Gedichte und Miniaturen

Und von dieser gibt es in seinem neuen Buch „Nichts, nur. Gedichte und Miniaturen“ eine Menge. „Nichts, nur“, weil es vor jedes seiner Gedichte passen würde. Ein Moment, scheinbar unbedeutend, wohinter sich oftmals die magischen und wichtigen Details des Lebens verstecken. Auf ganzen 240 Seiten findet man Walle Sayers Sichtweise auf die kleinen Dinge aus 35 Jahren wieder. Verpackt in Prosagedichten, Erzählminiaturen und Gedichten. „Es hat etwas Romanhaftes, wenn man es biografisch betrachtet“, verrät er zu Beginn seiner Lesung. In insgesamt 15 Kapiteln nimmt der Dichter die Leser von seinem Kindheitsdorf im Landkreis Tübingen bis hin in die Gegenwart mit.
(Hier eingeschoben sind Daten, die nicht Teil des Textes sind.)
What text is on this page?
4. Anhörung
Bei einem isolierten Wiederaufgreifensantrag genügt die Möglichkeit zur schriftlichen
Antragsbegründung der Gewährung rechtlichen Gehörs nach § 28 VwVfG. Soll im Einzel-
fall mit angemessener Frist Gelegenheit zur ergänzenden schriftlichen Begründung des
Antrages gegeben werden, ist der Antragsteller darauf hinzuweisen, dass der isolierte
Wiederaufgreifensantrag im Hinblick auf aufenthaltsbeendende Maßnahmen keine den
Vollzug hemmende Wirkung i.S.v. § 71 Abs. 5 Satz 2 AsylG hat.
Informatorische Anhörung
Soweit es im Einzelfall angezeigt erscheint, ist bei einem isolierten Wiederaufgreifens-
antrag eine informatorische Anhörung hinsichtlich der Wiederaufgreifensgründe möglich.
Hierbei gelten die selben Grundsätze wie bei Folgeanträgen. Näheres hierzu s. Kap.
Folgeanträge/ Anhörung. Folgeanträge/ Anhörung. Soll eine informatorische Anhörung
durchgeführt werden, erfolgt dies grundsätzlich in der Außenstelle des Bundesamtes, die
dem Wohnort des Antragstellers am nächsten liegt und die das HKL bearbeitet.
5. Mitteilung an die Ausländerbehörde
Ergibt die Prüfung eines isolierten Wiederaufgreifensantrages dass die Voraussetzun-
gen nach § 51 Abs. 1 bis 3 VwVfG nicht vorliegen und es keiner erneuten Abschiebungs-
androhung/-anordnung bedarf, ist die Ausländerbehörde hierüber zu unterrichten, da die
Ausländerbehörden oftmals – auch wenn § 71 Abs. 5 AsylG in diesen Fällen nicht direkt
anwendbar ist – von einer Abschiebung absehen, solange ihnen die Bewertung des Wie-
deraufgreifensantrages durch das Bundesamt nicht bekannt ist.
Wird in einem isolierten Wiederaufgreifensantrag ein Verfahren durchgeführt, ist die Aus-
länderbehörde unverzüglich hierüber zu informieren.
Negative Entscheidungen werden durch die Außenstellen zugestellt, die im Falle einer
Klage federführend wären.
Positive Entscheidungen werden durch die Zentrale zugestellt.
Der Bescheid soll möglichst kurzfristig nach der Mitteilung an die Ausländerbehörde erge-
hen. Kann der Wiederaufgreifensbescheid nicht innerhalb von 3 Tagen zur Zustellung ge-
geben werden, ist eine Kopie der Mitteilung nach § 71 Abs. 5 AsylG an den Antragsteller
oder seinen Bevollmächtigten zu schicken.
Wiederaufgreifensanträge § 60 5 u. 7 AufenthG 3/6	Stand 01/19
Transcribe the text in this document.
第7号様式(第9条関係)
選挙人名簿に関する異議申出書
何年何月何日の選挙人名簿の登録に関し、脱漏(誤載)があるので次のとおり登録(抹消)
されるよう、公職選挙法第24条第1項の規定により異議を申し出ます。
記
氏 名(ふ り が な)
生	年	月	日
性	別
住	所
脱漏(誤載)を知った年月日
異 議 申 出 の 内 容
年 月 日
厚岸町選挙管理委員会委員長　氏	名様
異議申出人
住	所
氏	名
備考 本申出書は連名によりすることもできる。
Dazwischen einige unveröffentlichte Gedichte aus alten Zeiten, die er neben seine neueren Werke stellt.

Dabei werden sie chronologisch nach seinem Lebensstationen sortiert. So bieten sie dem Leser die Möglichkeit, Momente aus seinem Leben aus den Augen des jungen und älteren Sayers zu lesen. „Es ist schön zu sehen, dass Texte, die man als junger Autor geschrieben hat, immer noch Bestand haben“, erzählt er. So auch sein Gedicht „Ein handgeschriebener Lebenslauf“, in dem der damals 26-jährige Walle Sayer sein bisheriges Leben in kurzen Zeilen zusammenfasste.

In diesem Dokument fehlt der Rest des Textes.